The United states of America is asking for an authorisation from the United Nations Security Council resolution to assemble a mission to Somalia to hunt down pirates.
The US hopes that, if adopted, the strategic proposal to hunt pirates on land as well as on sea will limit the growing number of pirate operations in the Gulf of Aden.
Countries that have combined efforts to fight the pirates at sea are not allowed to hunt down Somali pirates on land.
Security Council diplomats say an American-drafted resolution suggests countries should be able to pursue pirates ashore, and in the country’s airspace if necessary, providing the Somali government agrees.
America’s deputy ambassador at the UN, Alejandro Wolff, said that given the threats posed by pirates no stone would be left unturned on this issue.
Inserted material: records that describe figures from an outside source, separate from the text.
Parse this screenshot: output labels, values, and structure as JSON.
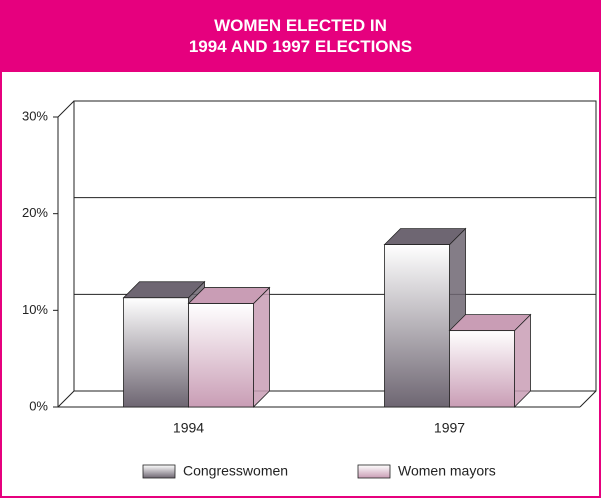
{
  "chart_data": {
    "type": "bar3d",
    "title": "WOMEN ELECTED IN\n1994 AND 1997 ELECTIONS",
    "categories": [
      "1994",
      "1997"
    ],
    "series": [
      {
        "name": "Congresswomen",
        "color": "#6e6672",
        "values": [
          11.3,
          16.8
        ]
      },
      {
        "name": "Women mayors",
        "color": "#c99db5",
        "values": [
          10.7,
          7.9
        ]
      }
    ],
    "ylim": [
      0,
      30
    ],
    "yticks": [
      {
        "value": 0,
        "label": "0%"
      },
      {
        "value": 10,
        "label": "10%"
      },
      {
        "value": 20,
        "label": "20%"
      },
      {
        "value": 30,
        "label": "30%"
      }
    ],
    "grid": true,
    "legend": "bottom"
  }
}
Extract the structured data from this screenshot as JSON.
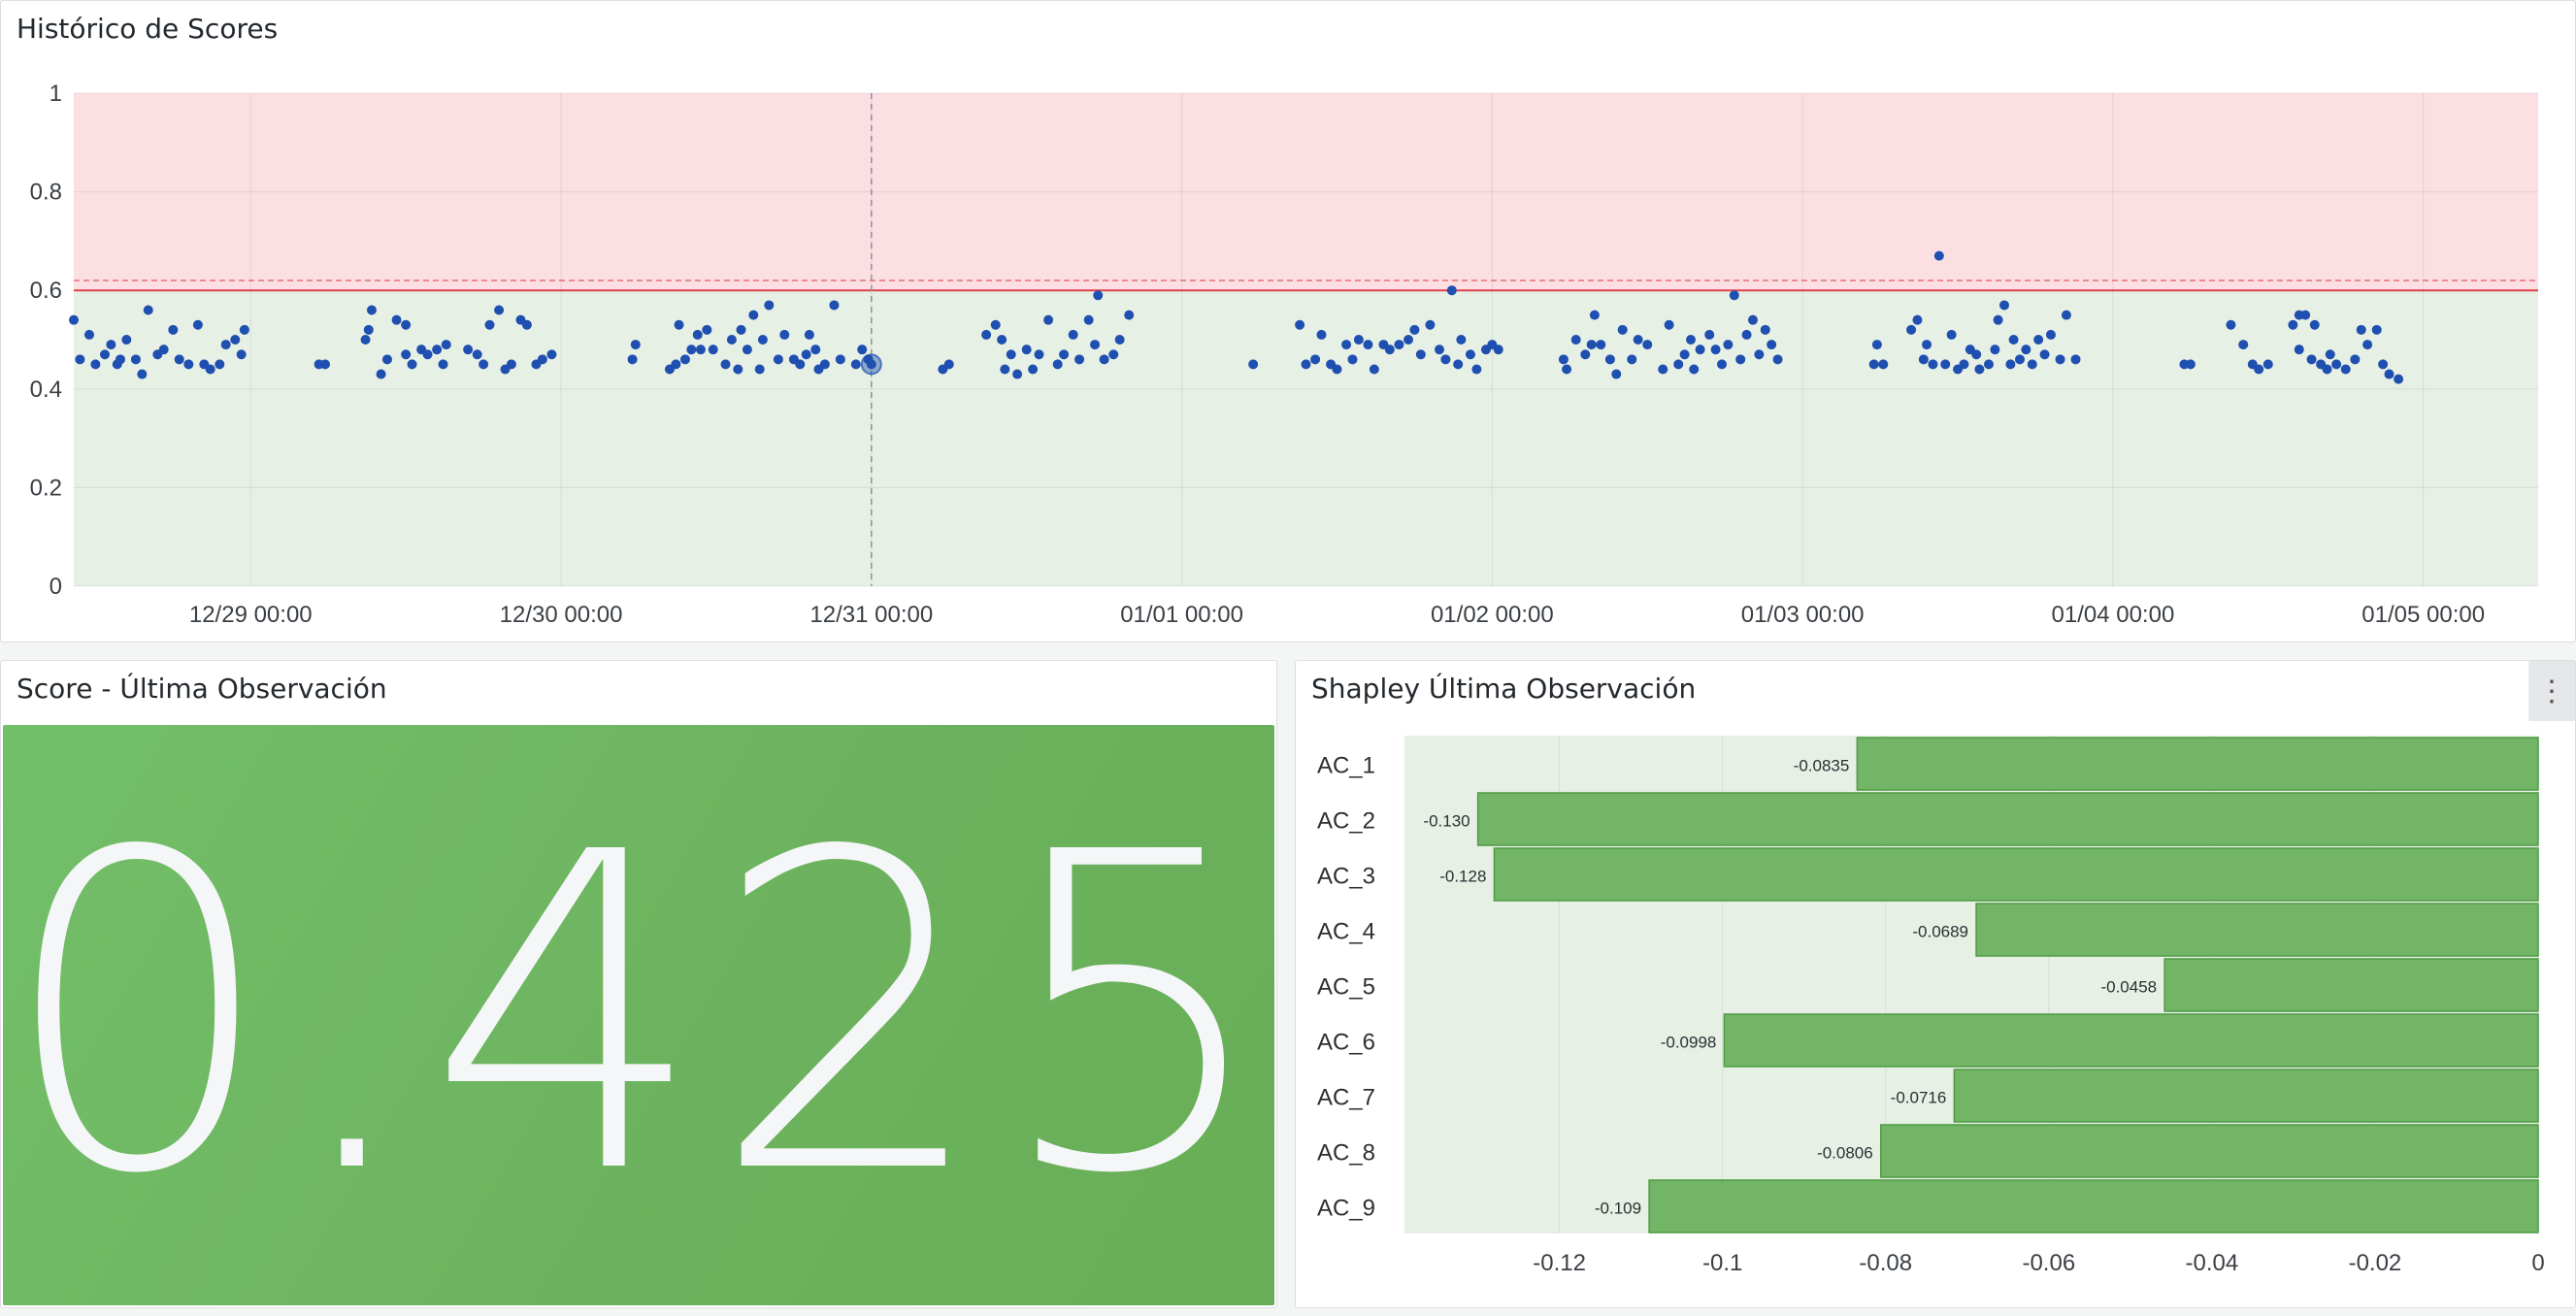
{
  "panels": {
    "history": {
      "title": "Histórico de Scores"
    },
    "score": {
      "title": "Score - Última Observación",
      "value": "0.425"
    },
    "shapley": {
      "title": "Shapley Última Observación"
    }
  },
  "icons": {
    "panel_menu": "more-vertical-icon"
  },
  "colors": {
    "danger_band": "#fbdfe3",
    "safe_band": "#e6f0e5",
    "threshold_line": "#e0404e",
    "points": "#1f4fb0",
    "bar_fill": "#73b567",
    "bar_stroke": "#4e9b43",
    "stat_bg": "#6cb35e"
  },
  "chart_data": [
    {
      "type": "scatter",
      "title": "Histórico de Scores",
      "ylim": [
        0,
        1
      ],
      "yticks": [
        "0",
        "0.2",
        "0.4",
        "0.6",
        "0.8",
        "1"
      ],
      "xticks": [
        "12/29 00:00",
        "12/30 00:00",
        "12/31 00:00",
        "01/01 00:00",
        "01/02 00:00",
        "01/03 00:00",
        "01/04 00:00",
        "01/05 00:00"
      ],
      "xlim_days": [
        -0.57,
        7.37
      ],
      "threshold": 0.6,
      "threshold_dashed": 0.62,
      "hover_day": 2.0,
      "grid": true,
      "series": [
        {
          "points": [
            [
              -0.57,
              0.54
            ],
            [
              -0.55,
              0.46
            ],
            [
              -0.52,
              0.51
            ],
            [
              -0.5,
              0.45
            ],
            [
              -0.47,
              0.47
            ],
            [
              -0.45,
              0.49
            ],
            [
              -0.43,
              0.45
            ],
            [
              -0.42,
              0.46
            ],
            [
              -0.4,
              0.5
            ],
            [
              -0.37,
              0.46
            ],
            [
              -0.35,
              0.43
            ],
            [
              -0.33,
              0.56
            ],
            [
              -0.3,
              0.47
            ],
            [
              -0.28,
              0.48
            ],
            [
              -0.25,
              0.52
            ],
            [
              -0.23,
              0.46
            ],
            [
              -0.2,
              0.45
            ],
            [
              -0.17,
              0.53
            ],
            [
              -0.15,
              0.45
            ],
            [
              -0.13,
              0.44
            ],
            [
              -0.1,
              0.45
            ],
            [
              -0.08,
              0.49
            ],
            [
              -0.05,
              0.5
            ],
            [
              -0.03,
              0.47
            ],
            [
              -0.02,
              0.52
            ],
            [
              0.22,
              0.45
            ],
            [
              0.24,
              0.45
            ],
            [
              0.37,
              0.5
            ],
            [
              0.38,
              0.52
            ],
            [
              0.39,
              0.56
            ],
            [
              0.42,
              0.43
            ],
            [
              0.44,
              0.46
            ],
            [
              0.47,
              0.54
            ],
            [
              0.5,
              0.47
            ],
            [
              0.5,
              0.53
            ],
            [
              0.52,
              0.45
            ],
            [
              0.55,
              0.48
            ],
            [
              0.57,
              0.47
            ],
            [
              0.6,
              0.48
            ],
            [
              0.62,
              0.45
            ],
            [
              0.63,
              0.49
            ],
            [
              0.7,
              0.48
            ],
            [
              0.73,
              0.47
            ],
            [
              0.75,
              0.45
            ],
            [
              0.77,
              0.53
            ],
            [
              0.8,
              0.56
            ],
            [
              0.82,
              0.44
            ],
            [
              0.84,
              0.45
            ],
            [
              0.87,
              0.54
            ],
            [
              0.89,
              0.53
            ],
            [
              0.92,
              0.45
            ],
            [
              0.94,
              0.46
            ],
            [
              0.97,
              0.47
            ],
            [
              1.23,
              0.46
            ],
            [
              1.24,
              0.49
            ],
            [
              1.35,
              0.44
            ],
            [
              1.37,
              0.45
            ],
            [
              1.38,
              0.53
            ],
            [
              1.4,
              0.46
            ],
            [
              1.42,
              0.48
            ],
            [
              1.44,
              0.51
            ],
            [
              1.45,
              0.48
            ],
            [
              1.47,
              0.52
            ],
            [
              1.49,
              0.48
            ],
            [
              1.53,
              0.45
            ],
            [
              1.55,
              0.5
            ],
            [
              1.57,
              0.44
            ],
            [
              1.58,
              0.52
            ],
            [
              1.6,
              0.48
            ],
            [
              1.62,
              0.55
            ],
            [
              1.64,
              0.44
            ],
            [
              1.65,
              0.5
            ],
            [
              1.67,
              0.57
            ],
            [
              1.7,
              0.46
            ],
            [
              1.72,
              0.51
            ],
            [
              1.75,
              0.46
            ],
            [
              1.77,
              0.45
            ],
            [
              1.79,
              0.47
            ],
            [
              1.8,
              0.51
            ],
            [
              1.82,
              0.48
            ],
            [
              1.83,
              0.44
            ],
            [
              1.85,
              0.45
            ],
            [
              1.88,
              0.57
            ],
            [
              1.9,
              0.46
            ],
            [
              1.95,
              0.45
            ],
            [
              1.97,
              0.48
            ],
            [
              1.99,
              0.46
            ],
            [
              2.0,
              0.45
            ],
            [
              2.23,
              0.44
            ],
            [
              2.25,
              0.45
            ],
            [
              2.37,
              0.51
            ],
            [
              2.4,
              0.53
            ],
            [
              2.42,
              0.5
            ],
            [
              2.43,
              0.44
            ],
            [
              2.45,
              0.47
            ],
            [
              2.47,
              0.43
            ],
            [
              2.5,
              0.48
            ],
            [
              2.52,
              0.44
            ],
            [
              2.54,
              0.47
            ],
            [
              2.57,
              0.54
            ],
            [
              2.6,
              0.45
            ],
            [
              2.62,
              0.47
            ],
            [
              2.65,
              0.51
            ],
            [
              2.67,
              0.46
            ],
            [
              2.7,
              0.54
            ],
            [
              2.72,
              0.49
            ],
            [
              2.73,
              0.59
            ],
            [
              2.75,
              0.46
            ],
            [
              2.78,
              0.47
            ],
            [
              2.8,
              0.5
            ],
            [
              2.83,
              0.55
            ],
            [
              3.23,
              0.45
            ],
            [
              3.38,
              0.53
            ],
            [
              3.4,
              0.45
            ],
            [
              3.43,
              0.46
            ],
            [
              3.45,
              0.51
            ],
            [
              3.48,
              0.45
            ],
            [
              3.5,
              0.44
            ],
            [
              3.53,
              0.49
            ],
            [
              3.55,
              0.46
            ],
            [
              3.57,
              0.5
            ],
            [
              3.6,
              0.49
            ],
            [
              3.62,
              0.44
            ],
            [
              3.65,
              0.49
            ],
            [
              3.67,
              0.48
            ],
            [
              3.7,
              0.49
            ],
            [
              3.73,
              0.5
            ],
            [
              3.75,
              0.52
            ],
            [
              3.77,
              0.47
            ],
            [
              3.8,
              0.53
            ],
            [
              3.83,
              0.48
            ],
            [
              3.85,
              0.46
            ],
            [
              3.87,
              0.6
            ],
            [
              3.89,
              0.45
            ],
            [
              3.9,
              0.5
            ],
            [
              3.93,
              0.47
            ],
            [
              3.95,
              0.44
            ],
            [
              3.98,
              0.48
            ],
            [
              4.0,
              0.49
            ],
            [
              4.02,
              0.48
            ],
            [
              4.23,
              0.46
            ],
            [
              4.24,
              0.44
            ],
            [
              4.27,
              0.5
            ],
            [
              4.3,
              0.47
            ],
            [
              4.32,
              0.49
            ],
            [
              4.33,
              0.55
            ],
            [
              4.35,
              0.49
            ],
            [
              4.38,
              0.46
            ],
            [
              4.4,
              0.43
            ],
            [
              4.42,
              0.52
            ],
            [
              4.45,
              0.46
            ],
            [
              4.47,
              0.5
            ],
            [
              4.5,
              0.49
            ],
            [
              4.55,
              0.44
            ],
            [
              4.57,
              0.53
            ],
            [
              4.6,
              0.45
            ],
            [
              4.62,
              0.47
            ],
            [
              4.64,
              0.5
            ],
            [
              4.65,
              0.44
            ],
            [
              4.67,
              0.48
            ],
            [
              4.7,
              0.51
            ],
            [
              4.72,
              0.48
            ],
            [
              4.74,
              0.45
            ],
            [
              4.76,
              0.49
            ],
            [
              4.78,
              0.59
            ],
            [
              4.8,
              0.46
            ],
            [
              4.82,
              0.51
            ],
            [
              4.84,
              0.54
            ],
            [
              4.86,
              0.47
            ],
            [
              4.88,
              0.52
            ],
            [
              4.9,
              0.49
            ],
            [
              4.92,
              0.46
            ],
            [
              5.23,
              0.45
            ],
            [
              5.24,
              0.49
            ],
            [
              5.26,
              0.45
            ],
            [
              5.35,
              0.52
            ],
            [
              5.37,
              0.54
            ],
            [
              5.39,
              0.46
            ],
            [
              5.4,
              0.49
            ],
            [
              5.42,
              0.45
            ],
            [
              5.44,
              0.67
            ],
            [
              5.46,
              0.45
            ],
            [
              5.48,
              0.51
            ],
            [
              5.5,
              0.44
            ],
            [
              5.52,
              0.45
            ],
            [
              5.54,
              0.48
            ],
            [
              5.56,
              0.47
            ],
            [
              5.57,
              0.44
            ],
            [
              5.6,
              0.45
            ],
            [
              5.62,
              0.48
            ],
            [
              5.63,
              0.54
            ],
            [
              5.65,
              0.57
            ],
            [
              5.67,
              0.45
            ],
            [
              5.68,
              0.5
            ],
            [
              5.7,
              0.46
            ],
            [
              5.72,
              0.48
            ],
            [
              5.74,
              0.45
            ],
            [
              5.76,
              0.5
            ],
            [
              5.78,
              0.47
            ],
            [
              5.8,
              0.51
            ],
            [
              5.83,
              0.46
            ],
            [
              5.85,
              0.55
            ],
            [
              5.88,
              0.46
            ],
            [
              6.23,
              0.45
            ],
            [
              6.25,
              0.45
            ],
            [
              6.38,
              0.53
            ],
            [
              6.42,
              0.49
            ],
            [
              6.45,
              0.45
            ],
            [
              6.47,
              0.44
            ],
            [
              6.5,
              0.45
            ],
            [
              6.58,
              0.53
            ],
            [
              6.6,
              0.55
            ],
            [
              6.62,
              0.55
            ],
            [
              6.6,
              0.48
            ],
            [
              6.64,
              0.46
            ],
            [
              6.65,
              0.53
            ],
            [
              6.67,
              0.45
            ],
            [
              6.69,
              0.44
            ],
            [
              6.7,
              0.47
            ],
            [
              6.72,
              0.45
            ],
            [
              6.75,
              0.44
            ],
            [
              6.78,
              0.46
            ],
            [
              6.8,
              0.52
            ],
            [
              6.82,
              0.49
            ],
            [
              6.85,
              0.52
            ],
            [
              6.87,
              0.45
            ],
            [
              6.89,
              0.43
            ],
            [
              6.92,
              0.42
            ]
          ]
        }
      ]
    },
    {
      "type": "bar",
      "title": "Shapley Última Observación",
      "orientation": "horizontal",
      "categories": [
        "AC_1",
        "AC_2",
        "AC_3",
        "AC_4",
        "AC_5",
        "AC_6",
        "AC_7",
        "AC_8",
        "AC_9"
      ],
      "values": [
        -0.0835,
        -0.13,
        -0.128,
        -0.0689,
        -0.0458,
        -0.0998,
        -0.0716,
        -0.0806,
        -0.109
      ],
      "value_labels": [
        "-0.0835",
        "-0.130",
        "-0.128",
        "-0.0689",
        "-0.0458",
        "-0.0998",
        "-0.0716",
        "-0.0806",
        "-0.109"
      ],
      "xlim": [
        -0.139,
        0
      ],
      "xticks": [
        "-0.12",
        "-0.1",
        "-0.08",
        "-0.06",
        "-0.04",
        "-0.02",
        "0"
      ],
      "grid": true
    }
  ]
}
The draft has been circulated by the US and seen by UN diplomats in New York, but it is not clear how much support this proposal will have as Russia and China are traditionally cautious about interfering in the affairs of other nations.
According to reports, piracy off Somalia’s coastline has long been rife following over 120 attacks reported in 2008, and the UN Security Council have had to pass a resolution allowing countries operating with the consent of Somalia’s transitional government to go into Somalia’s territorial waters and use force to capture pirates.
However, concerned countries fighting piracy along the 3025 kilometre (1,880-miles) Somali coastline need to get approval from the Somali government as well as notify U.N. Secretary-General Ban Ki-moon before taking action.
US Secretary of State, Condoleezza Rice, will be at the UN next Tuesday for a meeting on piracy, and US diplomats hope the resolution will be adopted then.